From: Aleksey Gurtovoy (agurtovoy_at_[hidden])
Date: 2002-03-22 14:36:51
Daniel Frey wrote:
> The problem is a semantic one: Do I really want to use all of the
> operators as they are defined by operators<>? Sometimes, you
> might want lots of them, but replace a special one with a
> user-supplied version (to provide an optimized version for special
> operators or when mixing types). But generally, I think we're on
> the right way.
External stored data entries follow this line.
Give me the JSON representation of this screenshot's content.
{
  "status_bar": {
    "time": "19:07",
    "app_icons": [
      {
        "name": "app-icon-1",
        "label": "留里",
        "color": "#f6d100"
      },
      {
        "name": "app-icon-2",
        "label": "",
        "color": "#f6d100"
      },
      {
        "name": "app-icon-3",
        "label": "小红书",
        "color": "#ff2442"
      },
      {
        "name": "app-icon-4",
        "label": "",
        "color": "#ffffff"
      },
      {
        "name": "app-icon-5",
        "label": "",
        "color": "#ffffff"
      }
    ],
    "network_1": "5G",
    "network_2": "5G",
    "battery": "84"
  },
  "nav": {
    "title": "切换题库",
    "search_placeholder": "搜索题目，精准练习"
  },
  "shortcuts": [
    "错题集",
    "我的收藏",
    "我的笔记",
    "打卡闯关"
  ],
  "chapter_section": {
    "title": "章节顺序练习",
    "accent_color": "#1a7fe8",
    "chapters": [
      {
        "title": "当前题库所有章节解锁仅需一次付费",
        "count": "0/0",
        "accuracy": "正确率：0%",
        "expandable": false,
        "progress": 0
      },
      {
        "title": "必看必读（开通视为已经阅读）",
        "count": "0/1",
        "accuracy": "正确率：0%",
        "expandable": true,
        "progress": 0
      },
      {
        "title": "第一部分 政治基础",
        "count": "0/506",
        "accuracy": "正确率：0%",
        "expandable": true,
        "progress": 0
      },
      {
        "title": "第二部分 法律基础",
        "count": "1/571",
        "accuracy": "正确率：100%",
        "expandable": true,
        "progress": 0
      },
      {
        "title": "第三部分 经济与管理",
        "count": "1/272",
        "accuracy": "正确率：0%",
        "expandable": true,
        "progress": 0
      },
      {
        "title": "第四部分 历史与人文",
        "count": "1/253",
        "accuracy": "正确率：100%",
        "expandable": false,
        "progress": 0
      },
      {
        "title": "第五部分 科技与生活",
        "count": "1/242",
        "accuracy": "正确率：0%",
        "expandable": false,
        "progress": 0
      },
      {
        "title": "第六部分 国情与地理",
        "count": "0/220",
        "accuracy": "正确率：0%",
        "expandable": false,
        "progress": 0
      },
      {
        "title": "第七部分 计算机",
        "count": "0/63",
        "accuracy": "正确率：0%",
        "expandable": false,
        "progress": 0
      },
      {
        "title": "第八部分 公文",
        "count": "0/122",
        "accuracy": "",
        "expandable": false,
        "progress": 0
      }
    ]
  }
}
For member-functions (member-operators), you can
> write your own version in the derived class, it's only a problem for
> the friend-operators, as you cannot override them.
How about this:
template< typename T >
struct operators
{
private:
T& self() { return static_cast<T&>(*this); }
T const& self() const { return static_cast<T const&>(*this); }
private:
template<typename U> static T do_add(T x, U const& y) { return x += y; }
protected:
// ...
T operator+(T const& other) { return T(self()) += other; }
// ...
template<typename U> friend T operator+(T& x, U const& y) { return
x.do_add(x,y); }
template<typename U> friend T operator+(U const& y, T& x) { return
x.do_add(x,y); }
};
template< typename T >
class my
: public operators< my<T> > // note public inheritance
{
typedef operators< my<T> > ops;
public:
using ops::operator+;
// ...
my();
my(int);
my& operator+=(my const&);
private: friend class operators< my<T> >;
static my do_add(my const& x, int y); // optimized implementation
};
int main()
{
my<int> m1;
m1 + 5;
5 + m1;
return 0;
}
Aleksey